Today, more than half of the cigarettes consumed in New York are not purchased in New York. The packs not taxed by New York cost the state more than a billion dollars a year in foregone revenue. And smuggling markets are likely to receive a substantial boom in demand.
When Massachusetts banned menthol-flavored cigarettes in 2020, legal sales declined. But 9 out of 10 of the packs no longer sold in Massachusetts could be tracked to new purchases in neighboring states. Prior to 2020, Massachusetts didn’t have a robust market for illicit cigarettes.
California, on the other hand, is a different story altogether. California has a large land border with Mexico and some of the largest ports in the country. Late last year, the state banned the sale of menthol cigarettes. As expected, legal sales fell. However, we haven’t noticed an uptick in sales in nearby states.

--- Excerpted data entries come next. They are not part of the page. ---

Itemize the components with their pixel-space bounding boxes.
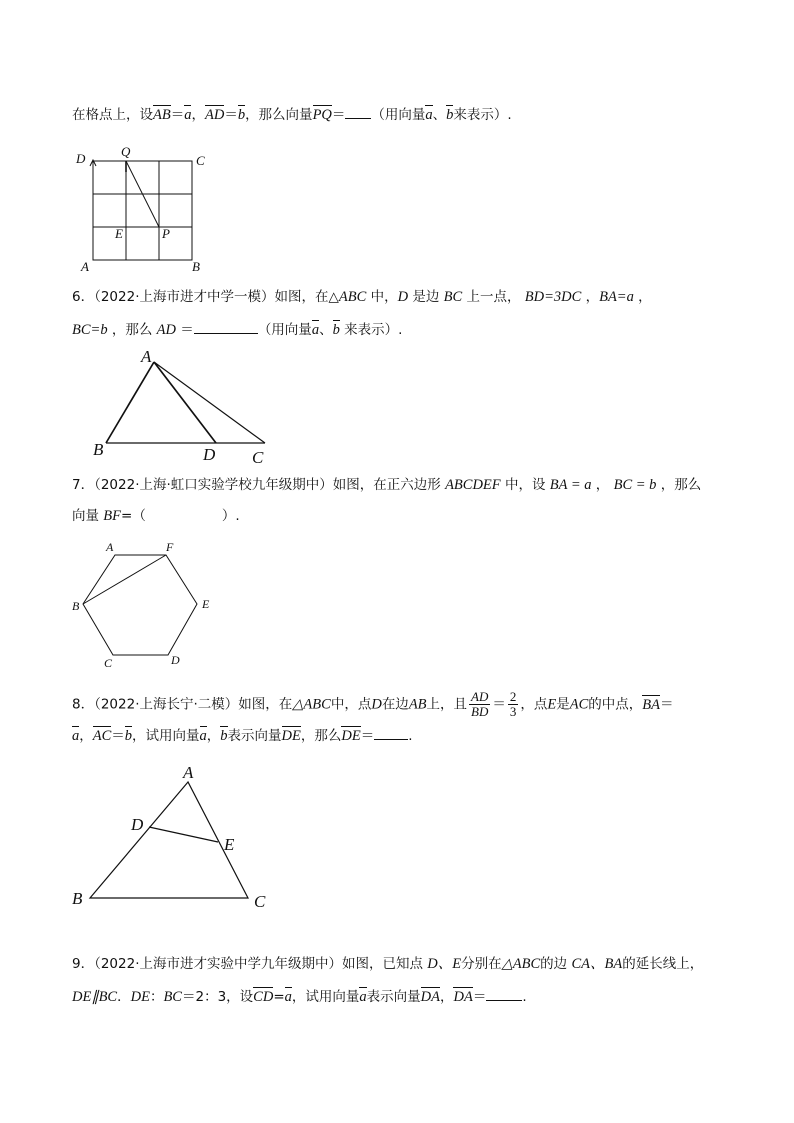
- vector-da: DA: [420, 989, 440, 1005]
- label-b: B: [192, 259, 200, 274]
- vector-ac: AC: [92, 728, 112, 744]
- q8-text: 是: [556, 696, 570, 713]
- label-b: B: [72, 599, 80, 613]
- q8-text: ，那么: [300, 728, 342, 744]
- label-f: F: [166, 540, 174, 554]
- label-a: A: [81, 259, 89, 274]
- label-e: E: [115, 226, 123, 241]
- condition-parallel: DE∥BC: [72, 989, 118, 1005]
- label-a: A: [183, 763, 194, 782]
- label-d: D: [131, 815, 144, 834]
- q7-line2: [72, 506, 240, 526]
- vector-b: b: [237, 107, 246, 123]
- q5-mid: ，那么向量: [245, 107, 313, 123]
- equals: ＝: [170, 107, 185, 123]
- sides-ca-ba: CA、BA: [571, 956, 623, 972]
- equals: ＝: [111, 728, 125, 744]
- q6-line2: [72, 319, 402, 340]
- fraction-ad-bd: [469, 690, 490, 719]
- q8-text: ，: [79, 728, 93, 744]
- q8-text: ，试用向量: [132, 728, 200, 744]
- equals: ＝: [360, 728, 375, 744]
- equals: =: [273, 989, 285, 1005]
- q9-stem: 9．（2022·上海市进才实验中学九年级期中）如图，已知点: [72, 956, 428, 972]
- q8-text: 中，点: [330, 696, 372, 713]
- vector-pq: PQ: [312, 107, 332, 123]
- q8-text: ，点: [520, 696, 548, 713]
- label-a: A: [141, 347, 152, 366]
- q8-text: 上，且: [426, 696, 468, 713]
- q6-text: 中，: [366, 289, 398, 305]
- label-c: C: [196, 153, 205, 168]
- q6-text: ，: [581, 289, 600, 305]
- segment-bc-label: BC: [163, 989, 182, 1005]
- vector-a: a: [359, 989, 367, 1005]
- equals: ＝: [176, 322, 194, 338]
- vector-b: b: [332, 322, 340, 338]
- equals: ＝: [492, 696, 506, 713]
- q8-text: 在边: [381, 696, 409, 713]
- segment-bf: [83, 555, 166, 604]
- points-de: D、E: [427, 956, 462, 972]
- condition-bc: BC=b: [72, 322, 108, 338]
- fraction-numerator: AD: [471, 689, 489, 704]
- label-e: E: [202, 597, 210, 611]
- vector-a: a: [284, 989, 292, 1005]
- vector-a: a: [199, 728, 207, 744]
- point-d: D: [371, 696, 382, 713]
- label-a: A: [106, 540, 114, 554]
- q5-pre: 在格点上，设: [72, 107, 153, 123]
- label-p: P: [162, 226, 170, 241]
- label-c: C: [252, 448, 264, 467]
- separator: 、: [432, 107, 447, 123]
- label-e: E: [224, 835, 235, 854]
- q9-text: ，试用向量: [291, 989, 360, 1005]
- q9-text: 表示向量: [366, 989, 421, 1005]
- answer-blank[interactable]: [374, 725, 408, 740]
- q7-stem: 7．（2022·上海·虹口实验学校九年级期中）如图，在正六边形: [72, 477, 446, 493]
- q9-line2: [72, 986, 527, 1007]
- triangle-name: ABC: [338, 289, 367, 305]
- segment-de: [149, 827, 218, 842]
- label-d: D: [171, 653, 180, 667]
- vector-b: b: [220, 728, 228, 744]
- q7-text: 中，设: [500, 477, 550, 493]
- q7-text: ）.: [221, 508, 240, 524]
- fraction-denominator: 3: [509, 704, 517, 719]
- vector-da: DA: [453, 989, 473, 1005]
- q8-text: 的中点，: [588, 696, 643, 713]
- condition-ba: BA = a: [549, 477, 592, 493]
- side-ab: [106, 362, 154, 443]
- label-d: D: [203, 445, 216, 464]
- q6-text: ，那么: [107, 322, 157, 338]
- triangle-name: △ABC: [501, 956, 541, 972]
- q7-text: =（: [121, 508, 146, 524]
- vector-ad: AD: [156, 322, 177, 338]
- vector-ba: BA: [642, 696, 660, 713]
- vector-b: b: [124, 728, 133, 744]
- q8-line2: [72, 725, 413, 746]
- q7-text: 向量: [72, 508, 104, 524]
- q8-text: 表示向量: [227, 728, 282, 744]
- condition-bc: BC = b: [613, 477, 657, 493]
- q9-text: ．: [117, 989, 131, 1005]
- answer-blank[interactable]: [486, 986, 522, 1001]
- fraction-numerator: 2: [509, 689, 517, 704]
- vector-a: a: [425, 107, 433, 123]
- vector-cd: CD: [253, 989, 274, 1005]
- q7-text: ，那么: [656, 477, 702, 493]
- q6-text: 是边: [408, 289, 444, 305]
- q5-paren: （用向量: [371, 107, 426, 123]
- side-ac-label: AC: [569, 696, 589, 713]
- equals: ＝: [659, 696, 674, 713]
- q6-text: 来表示）.: [339, 322, 403, 338]
- equals: ＝: [331, 107, 346, 123]
- q7-text: ，: [591, 477, 614, 493]
- q7-line1: [72, 475, 701, 495]
- vector-a: a: [184, 107, 192, 123]
- triangle-name: △ABC: [292, 696, 331, 713]
- vector-a: a: [72, 728, 80, 744]
- vector-ad: AD: [204, 107, 225, 123]
- condition-ba: BA=a: [599, 289, 634, 305]
- segment-ad: [154, 362, 216, 443]
- vector-de: DE: [281, 728, 301, 744]
- grid-border: [93, 161, 192, 260]
- q9-line1: [72, 954, 703, 974]
- vector-ab: AB: [153, 107, 171, 123]
- q8-text: .: [408, 728, 413, 744]
- q9-text: ＝2：3，设: [181, 989, 254, 1005]
- q8-stem: 8．（2022·上海长宁·二模）如图，在: [72, 696, 293, 713]
- vector-bf: BF: [103, 508, 122, 524]
- q6-text: 上一点，: [462, 289, 525, 305]
- q5-paren-close: 来表示）.: [453, 107, 512, 123]
- separator: 、: [319, 322, 333, 338]
- vector-de: DE: [341, 728, 361, 744]
- q6-text: ，: [633, 289, 652, 305]
- equals: ＝: [472, 989, 487, 1005]
- point-e: E: [547, 696, 557, 713]
- triangle-symbol: △: [328, 289, 339, 305]
- vector-b: b: [446, 107, 454, 123]
- equals: ＝: [224, 107, 238, 123]
- label-c: C: [254, 892, 266, 911]
- vector-a: a: [311, 322, 320, 338]
- fraction-two-thirds: [508, 690, 519, 719]
- comma: ，: [191, 107, 205, 123]
- label-q: Q: [121, 144, 131, 159]
- side-ab-label: AB: [408, 696, 427, 713]
- point-d: D: [397, 289, 409, 305]
- label-c: C: [104, 656, 113, 670]
- answer-blank[interactable]: [194, 319, 258, 334]
- q9-text: .: [522, 989, 527, 1005]
- q8-line1: [72, 690, 673, 719]
- label-b: B: [93, 440, 104, 459]
- q6-stem: 6．（2022·上海市进才中学一模）如图，在: [72, 289, 329, 305]
- q6-line1: [72, 287, 652, 307]
- label-b: B: [72, 889, 83, 908]
- q8-text: ，: [206, 728, 221, 744]
- fraction-denominator: BD: [471, 704, 489, 719]
- q9-text: ，: [439, 989, 454, 1005]
- q9-text: 的延长线上，: [622, 956, 704, 972]
- q9-text: 的边: [540, 956, 572, 972]
- segment-de-label: DE: [130, 989, 150, 1005]
- condition-bd: BD=3DC: [524, 289, 582, 305]
- side-bc-label: BC: [443, 289, 463, 305]
- q9-text: 分别在: [461, 956, 502, 972]
- label-d: D: [76, 151, 86, 166]
- q6-text: （用向量: [257, 322, 312, 338]
- q9-text: ：: [149, 989, 164, 1005]
- side-ac: [154, 362, 265, 443]
- hexagon-name: ABCDEF: [445, 477, 501, 493]
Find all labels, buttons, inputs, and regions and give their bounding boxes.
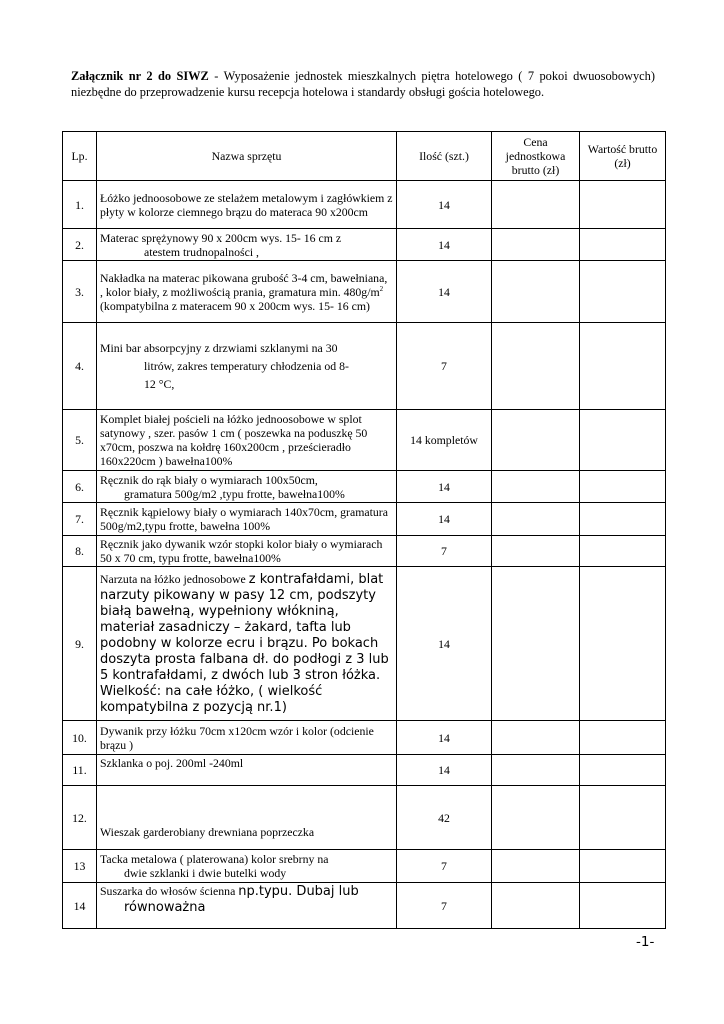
row-name: Ręcznik jako dywanik wzór stopki kolor biały o wymiarach 50 x 70 cm, typu frotte, bawełna100% bbox=[97, 536, 397, 567]
table-row bbox=[63, 323, 666, 410]
equipment-table bbox=[62, 131, 666, 929]
table-row bbox=[63, 755, 666, 786]
row-price bbox=[492, 181, 580, 229]
row-name bbox=[97, 471, 397, 503]
row-qty: 7 bbox=[397, 883, 492, 929]
intro-text: - Wyposażenie jednostek mieszkalnych piętra hotelowego ( 7 pokoi dwuosobowych) niezbędne do przeprowadzenie kursu recepcja hotelowa i standardy obsługi gościa hotelowego. bbox=[71, 69, 656, 99]
row-name-line: gramatura 500g/m2 ,typu frotte, bawełna100% bbox=[124, 486, 345, 501]
row-lp: 1. bbox=[63, 181, 97, 229]
table-row bbox=[63, 883, 666, 929]
row-lp: 9. bbox=[63, 567, 97, 721]
header-lp: Lp. bbox=[63, 132, 97, 181]
row-value bbox=[580, 567, 666, 721]
row-name: Szklanka o poj. 200ml -240ml bbox=[97, 755, 397, 786]
table-row bbox=[63, 567, 666, 721]
row-name-line: litrów, zakres temperatury chłodzenia od 8- bbox=[144, 359, 349, 373]
row-price bbox=[492, 567, 580, 721]
row-name-part: np.typu. Dubaj lub bbox=[238, 884, 359, 899]
row-price bbox=[492, 536, 580, 567]
row-name-line: dwie szklanki i dwie butelki wody bbox=[124, 866, 287, 880]
row-name: Komplet białej pościeli na łóżko jednoosobowe w splot satynowy , szer. pasów 1 cm ( poszewka na poduszkę 50 x70cm, poszwa na kołdrę 160x200cm , prześcieradło 160x220cm ) bawełna100% bbox=[97, 410, 397, 471]
table-row bbox=[63, 229, 666, 261]
header-name: Nazwa sprzętu bbox=[97, 132, 397, 181]
intro-paragraph bbox=[71, 68, 655, 100]
row-lp: 6. bbox=[63, 471, 97, 503]
row-qty: 7 bbox=[397, 850, 492, 883]
row-value bbox=[580, 181, 666, 229]
row-value bbox=[580, 323, 666, 410]
row-value bbox=[580, 850, 666, 883]
row-price bbox=[492, 503, 580, 536]
row-value bbox=[580, 786, 666, 850]
row-name bbox=[97, 567, 397, 721]
row-qty: 14 bbox=[397, 261, 492, 323]
row-qty: 7 bbox=[397, 536, 492, 567]
table-row bbox=[63, 786, 666, 850]
row-price bbox=[492, 721, 580, 755]
row-name-line: 12 °C, bbox=[144, 377, 175, 391]
row-price bbox=[492, 755, 580, 786]
row-lp: 4. bbox=[63, 323, 97, 410]
row-value bbox=[580, 229, 666, 261]
attachment-title: Załącznik nr 2 do SIWZ bbox=[71, 69, 209, 83]
table-row bbox=[63, 721, 666, 755]
row-value bbox=[580, 410, 666, 471]
row-price bbox=[492, 261, 580, 323]
table-row bbox=[63, 503, 666, 536]
row-qty: 14 bbox=[397, 721, 492, 755]
table-row bbox=[63, 410, 666, 471]
row-qty: 14 bbox=[397, 181, 492, 229]
row-value bbox=[580, 261, 666, 323]
row-name bbox=[97, 323, 397, 410]
row-qty: 14 bbox=[397, 471, 492, 503]
row-price bbox=[492, 883, 580, 929]
row-name-line: atestem trudnopalności , bbox=[144, 244, 259, 259]
row-name-part: z kontrafałdami, blat narzuty pikowany w pasy 12 cm, podszyty białą bawełną, wypełniony włókniną, materiał zasadniczy – żakard, tafta lub podobny w kolorze ecru i brązu. Po bokach doszyta prosta falbana dł. do podłogi z 3 lub 5 kontrafałdami, z dwóch lub 3 stron łóżka. Wielkość: na całe łóżko, ( wielkość kompatybilna z pozycją nr.1) bbox=[100, 571, 389, 715]
row-lp: 3. bbox=[63, 261, 97, 323]
row-price bbox=[492, 471, 580, 503]
row-lp: 5. bbox=[63, 410, 97, 471]
table-row bbox=[63, 471, 666, 503]
row-name-sup: 2 bbox=[379, 284, 384, 293]
row-name-line: Tacka metalowa ( platerowana) kolor srebrny na bbox=[100, 852, 329, 866]
row-name-line: Materac sprężynowy 90 x 200cm wys. 15- 16 cm z bbox=[100, 230, 342, 245]
row-lp: 8. bbox=[63, 536, 97, 567]
row-value bbox=[580, 883, 666, 929]
header-price: Cena jednostkowa brutto (zł) bbox=[492, 132, 580, 181]
row-name: Ręcznik kąpielowy biały o wymiarach 140x70cm, gramatura 500g/m2,typu frotte, bawełna 100% bbox=[97, 503, 397, 536]
row-price bbox=[492, 323, 580, 410]
row-lp: 2. bbox=[63, 229, 97, 261]
row-name-line: równoważna bbox=[124, 900, 206, 915]
header-value: Wartość brutto (zł) bbox=[580, 132, 666, 181]
row-name: Wieszak garderobiany drewniana poprzeczka bbox=[97, 786, 397, 850]
row-name bbox=[97, 850, 397, 883]
table-row bbox=[63, 536, 666, 567]
row-value bbox=[580, 755, 666, 786]
row-lp: 10. bbox=[63, 721, 97, 755]
header-qty: Ilość (szt.) bbox=[397, 132, 492, 181]
row-price bbox=[492, 786, 580, 850]
row-lp: 11. bbox=[63, 755, 97, 786]
table-header-row bbox=[63, 132, 666, 181]
row-value bbox=[580, 536, 666, 567]
table-row bbox=[63, 181, 666, 229]
row-qty: 42 bbox=[397, 786, 492, 850]
row-value bbox=[580, 471, 666, 503]
row-name bbox=[97, 229, 397, 261]
row-qty: 14 bbox=[397, 229, 492, 261]
row-lp: 13 bbox=[63, 850, 97, 883]
table-row bbox=[63, 261, 666, 323]
row-qty: 14 kompletów bbox=[397, 410, 492, 471]
row-name-part: Nakładka na materac pikowana grubość 3-4 cm, bawełniana, , kolor biały, z możliwością prania, gramatura min. 480g/m bbox=[100, 270, 388, 299]
row-name-line: Mini bar absorpcyjny z drzwiami szklanymi na 30 bbox=[100, 341, 338, 355]
page-number: -1- bbox=[636, 934, 655, 950]
row-name-part: (kompatybilna z materacem 90 x 200cm wys. 15- 16 cm) bbox=[100, 298, 370, 313]
table-row bbox=[63, 850, 666, 883]
row-qty: 7 bbox=[397, 323, 492, 410]
row-name: Łóżko jednoosobowe ze stelażem metalowym i zagłówkiem z płyty w kolorze ciemnego brązu do materaca 90 x200cm bbox=[97, 181, 397, 229]
row-name bbox=[97, 883, 397, 929]
row-name-line: Ręcznik do rąk biały o wymiarach 100x50cm, bbox=[100, 472, 318, 487]
row-qty: 14 bbox=[397, 755, 492, 786]
row-qty: 14 bbox=[397, 567, 492, 721]
row-lp: 7. bbox=[63, 503, 97, 536]
row-value bbox=[580, 503, 666, 536]
row-name: Dywanik przy łóżku 70cm x120cm wzór i kolor (odcienie brązu ) bbox=[97, 721, 397, 755]
row-name-part: Narzuta na łóżko jednosobowe bbox=[100, 571, 249, 586]
row-price bbox=[492, 850, 580, 883]
row-price bbox=[492, 410, 580, 471]
row-qty: 14 bbox=[397, 503, 492, 536]
row-lp: 14 bbox=[63, 883, 97, 929]
row-name-part: Suszarka do włosów ścienna bbox=[100, 884, 239, 898]
row-name bbox=[97, 261, 397, 323]
row-lp: 12. bbox=[63, 786, 97, 850]
row-value bbox=[580, 721, 666, 755]
row-price bbox=[492, 229, 580, 261]
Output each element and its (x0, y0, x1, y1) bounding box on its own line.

We won’t have data on discarded cigarette packs or smoking rates in the state for a few years, but our expectations are that the overwhelming majority of cigarettes now consumed in California have been smuggled into the state. With the possibility of a nationwide ban on menthol flavor and a no-nicotine product content ruling by the U.S. Food and Drug Administration, U.S. policy decisions are setting the stage for illicit trade to thrive.
Clearly, global illicit trade in tobacco is a growing problem. Cigarette smuggling is low-risk and high-reward; billions of dollars are made each year through smuggling. To make matters worse, smuggling operations involve corruption, money laundering, and terrorism. These operations hurt consumers, because the products often fail to adhere to health standards; governments, because of lost revenue; legal businesses, because they cannot compete with illicit products; and bystanders, because they endure the effects of a more financially solvent black market.